RIO DE JANEIRO -- The Brazilian government concluded an agreement with Venezuela to export 1,500 tons of coffee to the Andean nation, the Agrarian Development Ministry announced Monday.
The accord was struck by representatives of the ministry and the state-run firm Cafe Venezuela last Friday and represents $4.1 million in revenue for small producers and family cooperatives in southeastern Brazil.
The merchandise will be shipped within the next 10 days, a relatively rapid response to the "immediate demand" expressed by the Venezuelan government, the ministry's coordinator of international policy, Laudemir Muller, said in a communique.
"The shipment was not greater at this time only because more containers were not available," said Muller.
The price Venezuela will pay is 15 percent higher than that charged in the Brazilian domestic market, according to the president of the Family Farmers Cooperative of the Territory of Caparao, one of those that is benefitting from the accord.
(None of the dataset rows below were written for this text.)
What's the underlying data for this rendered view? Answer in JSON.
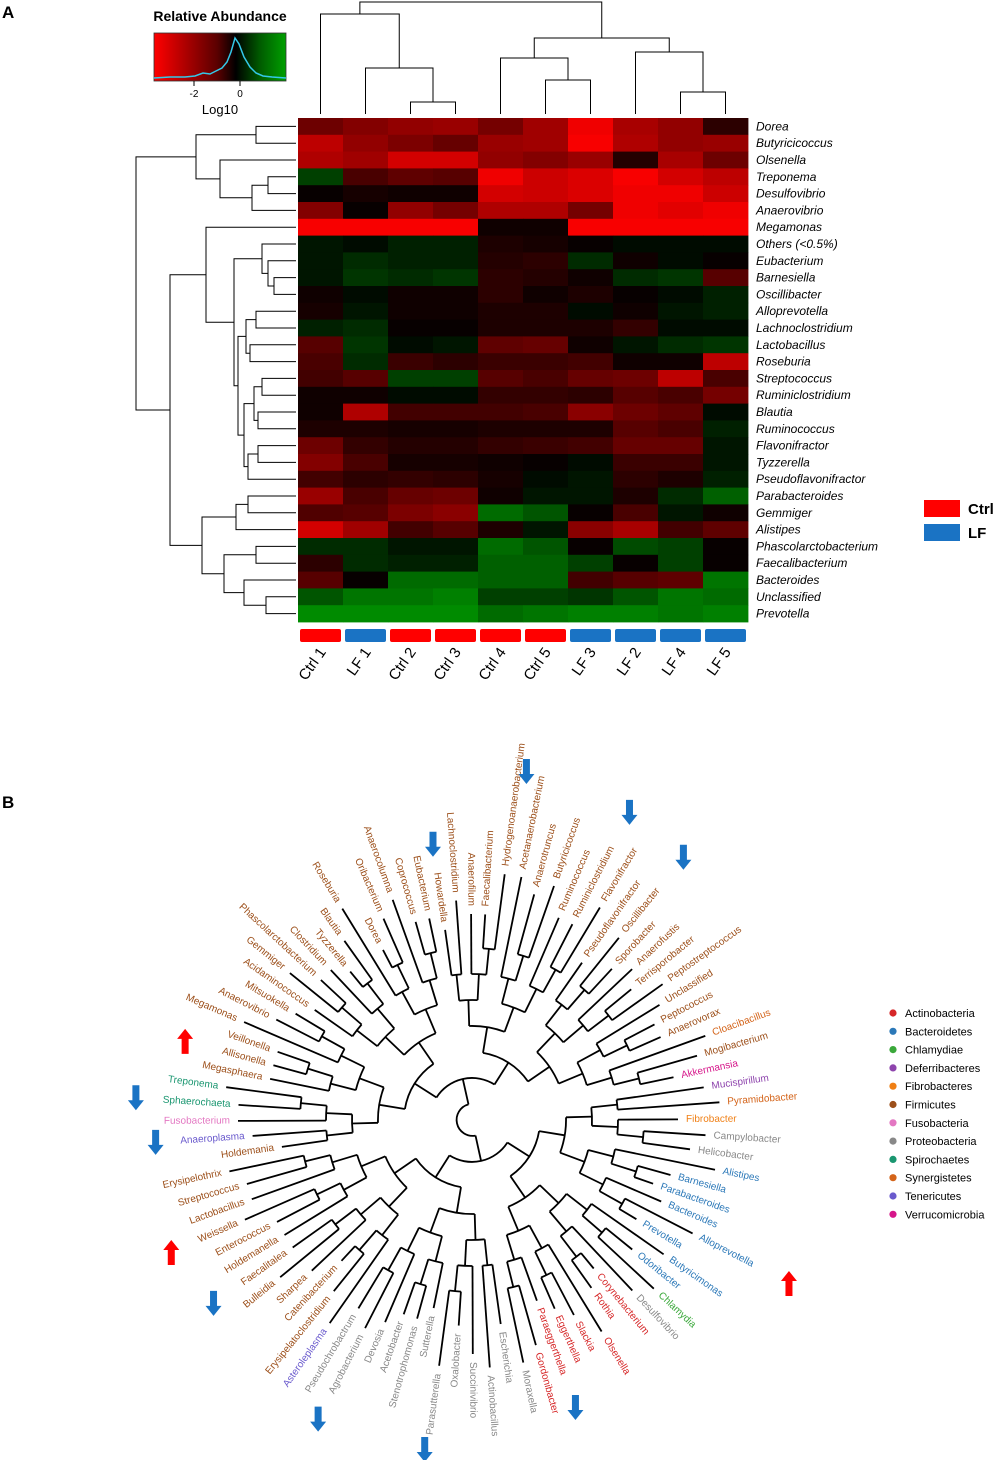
{
  "panels": {
    "a_letter": "A",
    "b_letter": "B"
  },
  "colors": {
    "ctrl": "#ff0000",
    "lf": "#1a73c4",
    "low": "#ff0000",
    "mid": "#000000",
    "high": "#00a000",
    "up_arrow": "#ff0000",
    "down_arrow": "#1a73c4"
  },
  "color_key": {
    "title": "Relative Abundance",
    "xlabel": "Log10",
    "ticks": [
      "-2",
      "0"
    ]
  },
  "chart_data": [
    {
      "type": "heatmap",
      "title": "",
      "samples": [
        "Ctrl 1",
        "LF 1",
        "Ctrl 2",
        "Ctrl 3",
        "Ctrl 4",
        "Ctrl 5",
        "LF 3",
        "LF 2",
        "LF 4",
        "LF 5"
      ],
      "sample_groups": [
        "Ctrl",
        "LF",
        "Ctrl",
        "Ctrl",
        "Ctrl",
        "Ctrl",
        "LF",
        "LF",
        "LF",
        "LF"
      ],
      "groups": [
        {
          "name": "Ctrl",
          "color": "#ff0000"
        },
        {
          "name": "LF",
          "color": "#1a73c4"
        }
      ],
      "legend_position": "right",
      "value_unit": "Log10 relative abundance (z-scaled)",
      "color_scale": {
        "low": "#ff0000",
        "mid": "#000000",
        "high": "#00a000",
        "range": [
          -3.5,
          1.5
        ]
      },
      "genera": [
        "Dorea",
        "Butyricicoccus",
        "Olsenella",
        "Treponema",
        "Desulfovibrio",
        "Anaerovibrio",
        "Megamonas",
        "Others (<0.5%)",
        "Eubacterium",
        "Barnesiella",
        "Oscillibacter",
        "Alloprevotella",
        "Lachnoclostridium",
        "Lactobacillus",
        "Roseburia",
        "Streptococcus",
        "Ruminiclostridium",
        "Blautia",
        "Ruminococcus",
        "Flavonifractor",
        "Tyzzerella",
        "Pseudoflavonifractor",
        "Parabacteroides",
        "Gemmiger",
        "Alistipes",
        "Phascolarctobacterium",
        "Faecalibacterium",
        "Bacteroides",
        "Unclassified",
        "Prevotella"
      ],
      "values": [
        [
          -1.5,
          -1.8,
          -2.0,
          -2.1,
          -1.6,
          -2.2,
          -3.3,
          -2.3,
          -2.0,
          -0.6
        ],
        [
          -2.6,
          -2.0,
          -1.7,
          -1.4,
          -2.1,
          -2.2,
          -3.4,
          -2.4,
          -2.0,
          -2.1
        ],
        [
          -2.4,
          -2.2,
          -2.9,
          -2.9,
          -2.0,
          -1.8,
          -2.1,
          -0.5,
          -2.3,
          -1.5
        ],
        [
          0.6,
          -1.0,
          -1.3,
          -1.2,
          -3.3,
          -2.8,
          -3.0,
          -3.4,
          -2.9,
          -2.6
        ],
        [
          -0.1,
          -0.3,
          -0.2,
          -0.2,
          -2.9,
          -2.8,
          -3.0,
          -3.3,
          -3.3,
          -2.8
        ],
        [
          -1.8,
          -0.1,
          -2.0,
          -1.6,
          -2.4,
          -2.4,
          -1.6,
          -3.3,
          -3.1,
          -3.3
        ],
        [
          -3.4,
          -3.4,
          -3.4,
          -3.4,
          -0.2,
          -0.2,
          -3.4,
          -3.4,
          -3.4,
          -3.4
        ],
        [
          0.2,
          0.1,
          0.3,
          0.3,
          -0.4,
          -0.3,
          -0.1,
          0.1,
          0.1,
          0.1
        ],
        [
          0.2,
          0.4,
          0.3,
          0.3,
          -0.5,
          -0.6,
          0.4,
          -0.2,
          0.1,
          -0.1
        ],
        [
          0.2,
          0.5,
          0.4,
          0.5,
          -0.6,
          -0.5,
          -0.2,
          0.4,
          0.5,
          -1.2
        ],
        [
          -0.2,
          0.1,
          -0.2,
          -0.2,
          -0.6,
          -0.2,
          -0.4,
          -0.1,
          0.1,
          0.3
        ],
        [
          -0.3,
          0.2,
          -0.2,
          -0.2,
          -0.4,
          -0.4,
          0.1,
          -0.2,
          0.2,
          0.3
        ],
        [
          0.3,
          0.4,
          -0.1,
          -0.1,
          -0.4,
          -0.4,
          -0.4,
          -0.7,
          0.1,
          0.1
        ],
        [
          -1.2,
          0.5,
          0.1,
          0.2,
          -1.3,
          -1.4,
          -0.2,
          0.2,
          0.4,
          0.5
        ],
        [
          -1.0,
          0.4,
          -0.8,
          -0.6,
          -0.8,
          -0.8,
          -0.9,
          -0.2,
          -0.2,
          -2.6
        ],
        [
          -0.9,
          -1.2,
          0.6,
          0.6,
          -1.2,
          -1.0,
          -1.4,
          -1.5,
          -2.6,
          -1.0
        ],
        [
          -0.2,
          -0.2,
          0.1,
          0.1,
          -0.7,
          -0.7,
          -0.6,
          -1.2,
          -1.0,
          -1.6
        ],
        [
          -0.2,
          -2.4,
          -0.9,
          -0.9,
          -0.9,
          -1.0,
          -1.9,
          -1.5,
          -1.3,
          0.1
        ],
        [
          -0.4,
          -0.4,
          -0.3,
          -0.3,
          -0.4,
          -0.4,
          -0.4,
          -1.2,
          -1.0,
          0.3
        ],
        [
          -1.5,
          -0.7,
          -0.5,
          -0.5,
          -0.7,
          -0.8,
          -0.9,
          -1.4,
          -1.4,
          0.2
        ],
        [
          -1.8,
          -1.0,
          -0.3,
          -0.3,
          -0.2,
          -0.1,
          0.1,
          -0.8,
          -0.8,
          0.2
        ],
        [
          -0.9,
          -0.6,
          -0.7,
          -0.6,
          -0.3,
          0.1,
          0.2,
          -0.6,
          -0.4,
          0.3
        ],
        [
          -2.1,
          -1.0,
          -1.4,
          -1.5,
          -0.2,
          0.2,
          0.2,
          -0.4,
          0.4,
          0.9
        ],
        [
          -1.1,
          -1.2,
          -1.7,
          -1.9,
          1.0,
          0.8,
          -0.1,
          -1.0,
          0.2,
          -0.2
        ],
        [
          -2.9,
          -2.2,
          -0.9,
          -1.2,
          -0.4,
          0.2,
          -1.9,
          -2.3,
          -0.9,
          -1.3
        ],
        [
          0.4,
          0.4,
          0.2,
          0.2,
          1.0,
          0.8,
          -0.1,
          0.7,
          0.6,
          -0.1
        ],
        [
          -0.6,
          0.4,
          0.3,
          0.3,
          0.9,
          0.9,
          0.6,
          -0.1,
          0.6,
          -0.1
        ],
        [
          -1.2,
          -0.1,
          1.0,
          1.0,
          0.9,
          0.9,
          -0.9,
          -1.2,
          -1.3,
          1.1
        ],
        [
          0.8,
          1.1,
          1.1,
          1.2,
          0.6,
          0.6,
          0.5,
          0.8,
          1.1,
          1.0
        ],
        [
          1.3,
          1.3,
          1.3,
          1.3,
          1.0,
          1.1,
          1.2,
          1.2,
          1.1,
          1.2
        ]
      ]
    }
  ],
  "tree": {
    "phylum_legend": [
      {
        "name": "Actinobacteria",
        "color": "#d62728"
      },
      {
        "name": "Bacteroidetes",
        "color": "#2b78b8"
      },
      {
        "name": "Chlamydiae",
        "color": "#3aa83a"
      },
      {
        "name": "Deferribacteres",
        "color": "#8e44ad"
      },
      {
        "name": "Fibrobacteres",
        "color": "#f07f14"
      },
      {
        "name": "Firmicutes",
        "color": "#9c4f1a"
      },
      {
        "name": "Fusobacteria",
        "color": "#e377c2"
      },
      {
        "name": "Proteobacteria",
        "color": "#888888"
      },
      {
        "name": "Spirochaetes",
        "color": "#1a9670"
      },
      {
        "name": "Synergistetes",
        "color": "#d4641a"
      },
      {
        "name": "Tenericutes",
        "color": "#6a5acd"
      },
      {
        "name": "Verrucomicrobia",
        "color": "#d6168a"
      }
    ],
    "leaves": [
      {
        "name": "Akkermansia",
        "phylum": 11,
        "arrow": ""
      },
      {
        "name": "Mogibacterium",
        "phylum": 5,
        "arrow": ""
      },
      {
        "name": "Cloacibacillus",
        "phylum": 9,
        "arrow": ""
      },
      {
        "name": "Anaerovorax",
        "phylum": 5,
        "arrow": ""
      },
      {
        "name": "Peptococcus",
        "phylum": 5,
        "arrow": ""
      },
      {
        "name": "Unclassified",
        "phylum": 5,
        "arrow": ""
      },
      {
        "name": "Peptostreptococcus",
        "phylum": 5,
        "arrow": ""
      },
      {
        "name": "Terrisporobacter",
        "phylum": 5,
        "arrow": ""
      },
      {
        "name": "Anaerofustis",
        "phylum": 5,
        "arrow": ""
      },
      {
        "name": "Sporobacter",
        "phylum": 5,
        "arrow": ""
      },
      {
        "name": "Oscillibacter",
        "phylum": 5,
        "arrow": "down"
      },
      {
        "name": "Pseudoflavonifractor",
        "phylum": 5,
        "arrow": ""
      },
      {
        "name": "Flavonifractor",
        "phylum": 5,
        "arrow": ""
      },
      {
        "name": "Ruminiclostridium",
        "phylum": 5,
        "arrow": "down"
      },
      {
        "name": "Ruminococcus",
        "phylum": 5,
        "arrow": ""
      },
      {
        "name": "Butyricicoccus",
        "phylum": 5,
        "arrow": ""
      },
      {
        "name": "Anaerotruncus",
        "phylum": 5,
        "arrow": ""
      },
      {
        "name": "Acetanaerobacterium",
        "phylum": 5,
        "arrow": ""
      },
      {
        "name": "Hydrogenoanaerobacterium",
        "phylum": 5,
        "arrow": "down"
      },
      {
        "name": "Faecalibacterium",
        "phylum": 5,
        "arrow": ""
      },
      {
        "name": "Anaerofilum",
        "phylum": 5,
        "arrow": ""
      },
      {
        "name": "Lachnoclostridium",
        "phylum": 5,
        "arrow": ""
      },
      {
        "name": "Howardella",
        "phylum": 5,
        "arrow": "down"
      },
      {
        "name": "Eubacterium",
        "phylum": 5,
        "arrow": ""
      },
      {
        "name": "Coprococcus",
        "phylum": 5,
        "arrow": ""
      },
      {
        "name": "Anaerocolumna",
        "phylum": 5,
        "arrow": ""
      },
      {
        "name": "Oribacterium",
        "phylum": 5,
        "arrow": ""
      },
      {
        "name": "Dorea",
        "phylum": 5,
        "arrow": ""
      },
      {
        "name": "Roseburia",
        "phylum": 5,
        "arrow": ""
      },
      {
        "name": "Blautia",
        "phylum": 5,
        "arrow": ""
      },
      {
        "name": "Tyzzerella",
        "phylum": 5,
        "arrow": ""
      },
      {
        "name": "Clostridium",
        "phylum": 5,
        "arrow": ""
      },
      {
        "name": "Phascolarctobacterium",
        "phylum": 5,
        "arrow": ""
      },
      {
        "name": "Gemmiger",
        "phylum": 5,
        "arrow": ""
      },
      {
        "name": "Acidaminococcus",
        "phylum": 5,
        "arrow": ""
      },
      {
        "name": "Mitsuokella",
        "phylum": 5,
        "arrow": ""
      },
      {
        "name": "Anaerovibrio",
        "phylum": 5,
        "arrow": ""
      },
      {
        "name": "Megamonas",
        "phylum": 5,
        "arrow": ""
      },
      {
        "name": "Veillonella",
        "phylum": 5,
        "arrow": ""
      },
      {
        "name": "Allisonella",
        "phylum": 5,
        "arrow": "up"
      },
      {
        "name": "Megasphaera",
        "phylum": 5,
        "arrow": ""
      },
      {
        "name": "Treponema",
        "phylum": 8,
        "arrow": ""
      },
      {
        "name": "Sphaerochaeta",
        "phylum": 8,
        "arrow": "down"
      },
      {
        "name": "Fusobacterium",
        "phylum": 6,
        "arrow": ""
      },
      {
        "name": "Anaeroplasma",
        "phylum": 10,
        "arrow": "down"
      },
      {
        "name": "Holdemania",
        "phylum": 5,
        "arrow": ""
      },
      {
        "name": "Erysipelothrix",
        "phylum": 5,
        "arrow": ""
      },
      {
        "name": "Streptococcus",
        "phylum": 5,
        "arrow": ""
      },
      {
        "name": "Lactobacillus",
        "phylum": 5,
        "arrow": ""
      },
      {
        "name": "Weissella",
        "phylum": 5,
        "arrow": "up"
      },
      {
        "name": "Enterococcus",
        "phylum": 5,
        "arrow": ""
      },
      {
        "name": "Holdemanella",
        "phylum": 5,
        "arrow": ""
      },
      {
        "name": "Faecalitalea",
        "phylum": 5,
        "arrow": "down"
      },
      {
        "name": "Bulleidia",
        "phylum": 5,
        "arrow": ""
      },
      {
        "name": "Sharpea",
        "phylum": 5,
        "arrow": ""
      },
      {
        "name": "Catenibacterium",
        "phylum": 5,
        "arrow": ""
      },
      {
        "name": "Erysipelatoclostridium",
        "phylum": 5,
        "arrow": ""
      },
      {
        "name": "Asteroleplasma",
        "phylum": 10,
        "arrow": ""
      },
      {
        "name": "Pseudochrobactrum",
        "phylum": 7,
        "arrow": ""
      },
      {
        "name": "Agrobacterium",
        "phylum": 7,
        "arrow": "down"
      },
      {
        "name": "Devosia",
        "phylum": 7,
        "arrow": ""
      },
      {
        "name": "Acetobacter",
        "phylum": 7,
        "arrow": ""
      },
      {
        "name": "Stenotrophomonas",
        "phylum": 7,
        "arrow": ""
      },
      {
        "name": "Sutterella",
        "phylum": 7,
        "arrow": ""
      },
      {
        "name": "Parasutterella",
        "phylum": 7,
        "arrow": "down"
      },
      {
        "name": "Oxalobacter",
        "phylum": 7,
        "arrow": ""
      },
      {
        "name": "Succinivibrio",
        "phylum": 7,
        "arrow": ""
      },
      {
        "name": "Actinobacillus",
        "phylum": 7,
        "arrow": ""
      },
      {
        "name": "Escherichia",
        "phylum": 7,
        "arrow": ""
      },
      {
        "name": "Moraxella",
        "phylum": 7,
        "arrow": ""
      },
      {
        "name": "Gordonibacter",
        "phylum": 0,
        "arrow": ""
      },
      {
        "name": "Paraeggerthella",
        "phylum": 0,
        "arrow": "down"
      },
      {
        "name": "Eggerthella",
        "phylum": 0,
        "arrow": ""
      },
      {
        "name": "Slackia",
        "phylum": 0,
        "arrow": ""
      },
      {
        "name": "Olsenella",
        "phylum": 0,
        "arrow": ""
      },
      {
        "name": "Rothia",
        "phylum": 0,
        "arrow": ""
      },
      {
        "name": "Corynebacterium",
        "phylum": 0,
        "arrow": ""
      },
      {
        "name": "Desulfovibrio",
        "phylum": 7,
        "arrow": ""
      },
      {
        "name": "Chlamydia",
        "phylum": 2,
        "arrow": ""
      },
      {
        "name": "Odoribacter",
        "phylum": 1,
        "arrow": ""
      },
      {
        "name": "Butyricimonas",
        "phylum": 1,
        "arrow": ""
      },
      {
        "name": "Prevotella",
        "phylum": 1,
        "arrow": ""
      },
      {
        "name": "Alloprevotella",
        "phylum": 1,
        "arrow": "up"
      },
      {
        "name": "Bacteroides",
        "phylum": 1,
        "arrow": ""
      },
      {
        "name": "Parabacteroides",
        "phylum": 1,
        "arrow": ""
      },
      {
        "name": "Barnesiella",
        "phylum": 1,
        "arrow": ""
      },
      {
        "name": "Alistipes",
        "phylum": 1,
        "arrow": ""
      },
      {
        "name": "Helicobacter",
        "phylum": 7,
        "arrow": ""
      },
      {
        "name": "Campylobacter",
        "phylum": 7,
        "arrow": ""
      },
      {
        "name": "Fibrobacter",
        "phylum": 4,
        "arrow": ""
      },
      {
        "name": "Pyramidobacter",
        "phylum": 9,
        "arrow": ""
      },
      {
        "name": "Mucispirillum",
        "phylum": 3,
        "arrow": ""
      }
    ]
  }
}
Last week, the government of Hugo Chavez ordered the seizure of coffee roasters Fama de America and Cafe Madrid using the argument that they were claiming there were coffee bean supply problems, something that Caracas said they do every year in the months just before the harvest.
Since 2004, Brazil, the world's largest coffee producer and exporter, has not made any shipments to Venezuela, a country that traditionally has bought Colombian coffee.
Last week, amid the diplomatic crisis that arose between Colombia and Venezuela over the accord Bogota is negotiating with the United States on Washington's use of Colombian military bases, Chavez ordered his Commerce Ministry to replace the coffee imports from Colombia with purchases from other suppliers.